Although many other externalities exist (including restoration costs, impacts from non-flood related sea level change), these are the ones that have established science and for which estimates can be made. Based upon recently updated estimates, the social cost of carbon will be around 3.75 cents per kWh for coal electricity and about $2.1 per million Btu of natural gas. With today's electricity prices hovering around 4.0 cents per kWh and natural gas around $3.75 per million Btu, even this portion of the social cost of carbon creates quite a market distortion.
If those energy companies that use fossil-fuels as their basis had to pay the full cost of their product, they would sit at nearly double the current market rate, which would have some interesting consequences. At first glance, one might think that would just put them out of business, but it is not quite that simple. If the cost climbs above the market price, then those suppliers will leave the market rather than lose money. Without anyone else to take their place, the supply declines and forces prices higher. If prices climb to a point where they can again make money, then they will re-enter. The argument made by those opposing a price for carbon is that imposing that cost will raise energy prices. The free-market thinker would welcome this - if the cost is verifiable and justifiable - as it would provide the correct incentive for innovation. Although some near-term shock could happen (which should be managed by smart policy), the long-term result is that a consumer will have the right information about the cost of energy, and will make rational decisions accordingly. Also, as the price for energy generated renewably continues to drop, the price of energy will drop as well as renewables take larger market share.
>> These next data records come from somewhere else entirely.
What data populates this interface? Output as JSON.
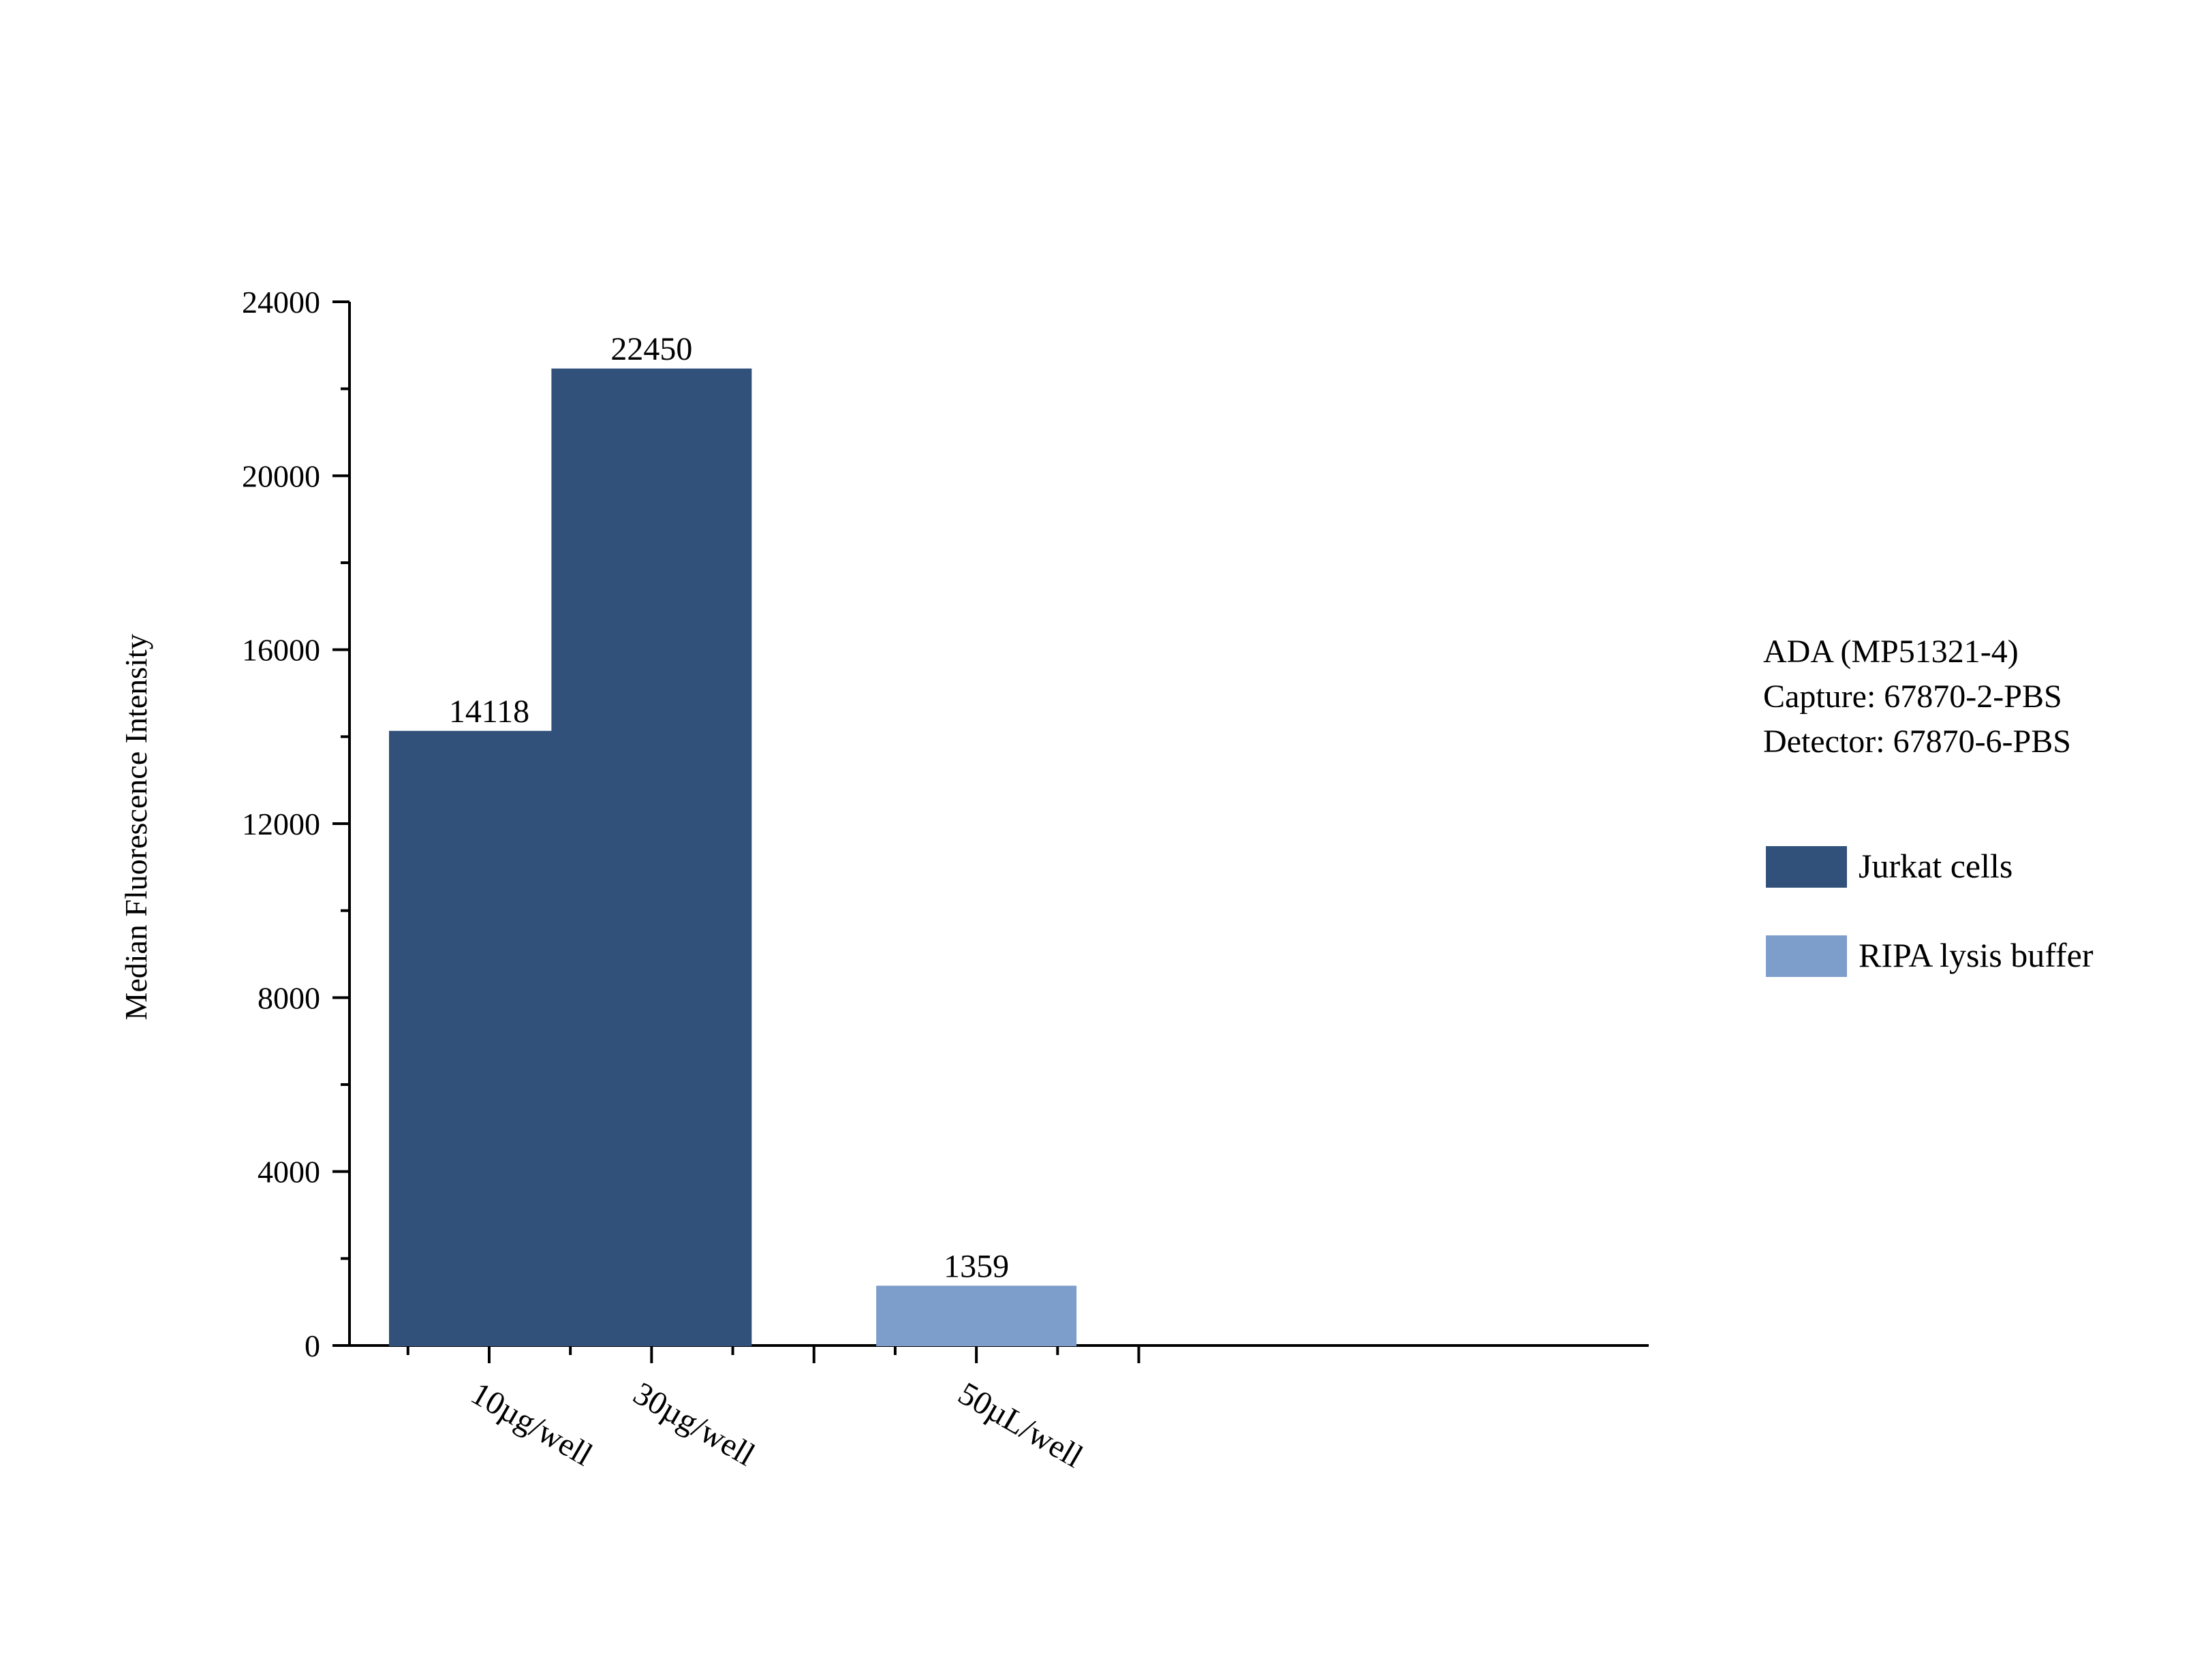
{
  "chart_data": {
    "type": "bar",
    "title": "",
    "xlabel": "",
    "ylabel": "Median Fluorescence Intensity",
    "ylim": [
      0,
      24000
    ],
    "y_ticks": [
      0,
      4000,
      8000,
      12000,
      16000,
      20000,
      24000
    ],
    "y_tick_labels": [
      "0",
      "4000",
      "8000",
      "12000",
      "16000",
      "20000",
      "24000"
    ],
    "grid": false,
    "legend_position": "right",
    "x_slots": 8,
    "bars": [
      {
        "category": "10µg/well",
        "slot": 1,
        "value": 14118,
        "label": "14118",
        "series": "Jurkat cells"
      },
      {
        "category": "30µg/well",
        "slot": 2,
        "value": 22450,
        "label": "22450",
        "series": "Jurkat cells"
      },
      {
        "category": "50µL/well",
        "slot": 4,
        "value": 1359,
        "label": "1359",
        "series": "RIPA lysis buffer"
      }
    ],
    "series": [
      {
        "name": "Jurkat cells",
        "color": "#31507a"
      },
      {
        "name": "RIPA lysis buffer",
        "color": "#7d9dcb"
      }
    ],
    "annotation_lines": [
      "ADA (MP51321-4)",
      "Capture: 67870-2-PBS",
      "Detector: 67870-6-PBS"
    ]
  }
}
Most environmentalists would welcome a smart marketplace that fully accounted for the costs of each energy source. We have seen government-imposed programs come and go, with little traction. Only as research developed improved technology, and inventors have brought those ideas to market, have we seen sustainable shifts in the market for renewable energy. The last hurdle is pricing carbon - preferably through a carbon tax, but alternatively through cap-and-trade - so that the marketplace has all the costs in front of the consumer. Only then will we really know which energy source is the most economical. Until then, all economic arguments against renewables accept that we do not have or want a free market in energy.